The idea of this project was to create a predictor on the california housing dataset. The data pertains to the houses found in a given California district and some summary stats about them based on the 1990 census data.
The data is comprised of 8 attributes
MedInc median income in block
HouseAge median house age in block
AveRooms average number of rooms
AveBedrms average number of bedrooms
Population block population
AveOccup average house occupancy
Latitude house block latitude
Longitude house block longitude
as well as the target, the housing price
runs the training for three different models: NN, linear regression and random forest on the scikit-learn california housing dataset:
Training output example:
Train Epoch: 150 [0/18576 (0%)] Loss: 0.130984
100%|██████████████████████████████████████████████████████████████████████████████████████████████████████████████████████████████████████████████████████| 37/37 [00:00<00:00, 143.57it/s]

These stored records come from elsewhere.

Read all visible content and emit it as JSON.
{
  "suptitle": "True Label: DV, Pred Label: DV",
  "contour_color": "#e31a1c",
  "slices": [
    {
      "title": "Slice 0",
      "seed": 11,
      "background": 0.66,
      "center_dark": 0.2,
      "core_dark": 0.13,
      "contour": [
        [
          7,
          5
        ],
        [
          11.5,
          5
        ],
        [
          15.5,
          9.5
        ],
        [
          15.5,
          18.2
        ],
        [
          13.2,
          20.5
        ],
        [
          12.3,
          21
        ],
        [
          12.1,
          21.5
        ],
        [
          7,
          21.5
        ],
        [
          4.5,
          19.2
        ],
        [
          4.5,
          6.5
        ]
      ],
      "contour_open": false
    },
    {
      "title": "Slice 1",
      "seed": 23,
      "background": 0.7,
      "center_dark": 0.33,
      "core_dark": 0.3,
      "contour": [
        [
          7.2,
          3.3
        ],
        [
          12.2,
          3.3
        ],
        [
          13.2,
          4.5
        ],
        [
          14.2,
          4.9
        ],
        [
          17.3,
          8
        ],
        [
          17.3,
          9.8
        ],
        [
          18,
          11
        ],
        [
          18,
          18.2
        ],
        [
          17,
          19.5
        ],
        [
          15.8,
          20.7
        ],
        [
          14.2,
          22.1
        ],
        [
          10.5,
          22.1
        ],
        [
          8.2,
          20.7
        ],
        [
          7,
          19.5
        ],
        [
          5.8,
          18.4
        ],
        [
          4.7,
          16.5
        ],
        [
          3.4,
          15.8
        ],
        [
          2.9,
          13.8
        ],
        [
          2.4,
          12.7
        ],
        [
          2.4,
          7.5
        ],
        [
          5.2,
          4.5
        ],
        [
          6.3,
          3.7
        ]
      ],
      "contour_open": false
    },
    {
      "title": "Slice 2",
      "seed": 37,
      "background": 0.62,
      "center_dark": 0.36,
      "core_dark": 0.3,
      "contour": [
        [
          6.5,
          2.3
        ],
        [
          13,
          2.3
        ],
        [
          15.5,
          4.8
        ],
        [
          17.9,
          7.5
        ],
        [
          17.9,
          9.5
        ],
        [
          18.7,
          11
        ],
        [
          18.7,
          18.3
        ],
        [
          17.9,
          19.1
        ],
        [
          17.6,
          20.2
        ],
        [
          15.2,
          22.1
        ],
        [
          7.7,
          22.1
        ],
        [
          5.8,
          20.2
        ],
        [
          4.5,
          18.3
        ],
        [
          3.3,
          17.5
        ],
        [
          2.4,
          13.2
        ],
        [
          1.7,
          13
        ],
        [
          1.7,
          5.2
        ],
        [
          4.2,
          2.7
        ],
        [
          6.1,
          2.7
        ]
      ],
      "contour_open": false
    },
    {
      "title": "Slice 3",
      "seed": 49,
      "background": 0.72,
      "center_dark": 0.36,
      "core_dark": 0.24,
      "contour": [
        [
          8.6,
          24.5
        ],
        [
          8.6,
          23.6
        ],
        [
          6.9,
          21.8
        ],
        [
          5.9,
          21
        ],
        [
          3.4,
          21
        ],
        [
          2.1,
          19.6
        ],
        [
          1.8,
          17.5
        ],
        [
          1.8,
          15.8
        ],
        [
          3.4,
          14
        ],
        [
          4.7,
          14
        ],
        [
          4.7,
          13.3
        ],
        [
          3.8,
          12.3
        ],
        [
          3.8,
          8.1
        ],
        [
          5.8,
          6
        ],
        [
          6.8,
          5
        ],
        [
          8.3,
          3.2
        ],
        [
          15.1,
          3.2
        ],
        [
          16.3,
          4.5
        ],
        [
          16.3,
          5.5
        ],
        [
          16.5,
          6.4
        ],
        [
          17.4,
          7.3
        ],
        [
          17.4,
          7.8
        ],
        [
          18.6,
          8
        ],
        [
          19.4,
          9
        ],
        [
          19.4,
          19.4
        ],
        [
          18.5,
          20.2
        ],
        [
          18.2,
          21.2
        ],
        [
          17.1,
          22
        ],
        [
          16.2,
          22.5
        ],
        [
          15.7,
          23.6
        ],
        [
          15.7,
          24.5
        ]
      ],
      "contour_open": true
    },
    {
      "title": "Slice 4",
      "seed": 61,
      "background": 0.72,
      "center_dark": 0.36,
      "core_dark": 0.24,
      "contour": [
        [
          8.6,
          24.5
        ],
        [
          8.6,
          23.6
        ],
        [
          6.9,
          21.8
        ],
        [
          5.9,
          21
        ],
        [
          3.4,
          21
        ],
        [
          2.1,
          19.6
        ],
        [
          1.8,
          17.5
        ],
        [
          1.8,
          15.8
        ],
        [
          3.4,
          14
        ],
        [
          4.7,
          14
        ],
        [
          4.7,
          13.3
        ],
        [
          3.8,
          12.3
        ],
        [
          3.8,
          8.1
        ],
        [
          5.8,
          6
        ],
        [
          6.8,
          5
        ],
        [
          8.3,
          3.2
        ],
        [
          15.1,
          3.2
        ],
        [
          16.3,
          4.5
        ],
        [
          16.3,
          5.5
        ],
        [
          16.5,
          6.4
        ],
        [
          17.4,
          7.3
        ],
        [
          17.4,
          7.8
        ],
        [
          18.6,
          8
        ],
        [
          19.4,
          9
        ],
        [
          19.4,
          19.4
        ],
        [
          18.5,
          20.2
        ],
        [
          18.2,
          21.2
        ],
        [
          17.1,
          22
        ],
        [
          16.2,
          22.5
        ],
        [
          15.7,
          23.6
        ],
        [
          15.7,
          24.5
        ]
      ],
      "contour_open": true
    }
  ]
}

100%|████████████████████████████████████████████████████████████████████████████████████████████████████████████████████████████████████████████████████████| 5/5 [00:00<00:00, 102.93it/s]
r2 score: 0.8232532827300671
MAE score: 0.2833885734455647
Linear regressor
r2 score: 0.6098033978087847
MAE score: 0.4635741867691994
Random forest
r2 score: 0.8138137169848451
MAE score: 0.2837869675577879
We use a stack fully connected layers with ReLU. The r2 score and MAE was used for evaluating the models
The neural network trained on the standardized signals gave the best model with an R2 score of 82.4. The models trained on the first two principal componentes gave a poor result even if they accounted for ~96% of the data variance.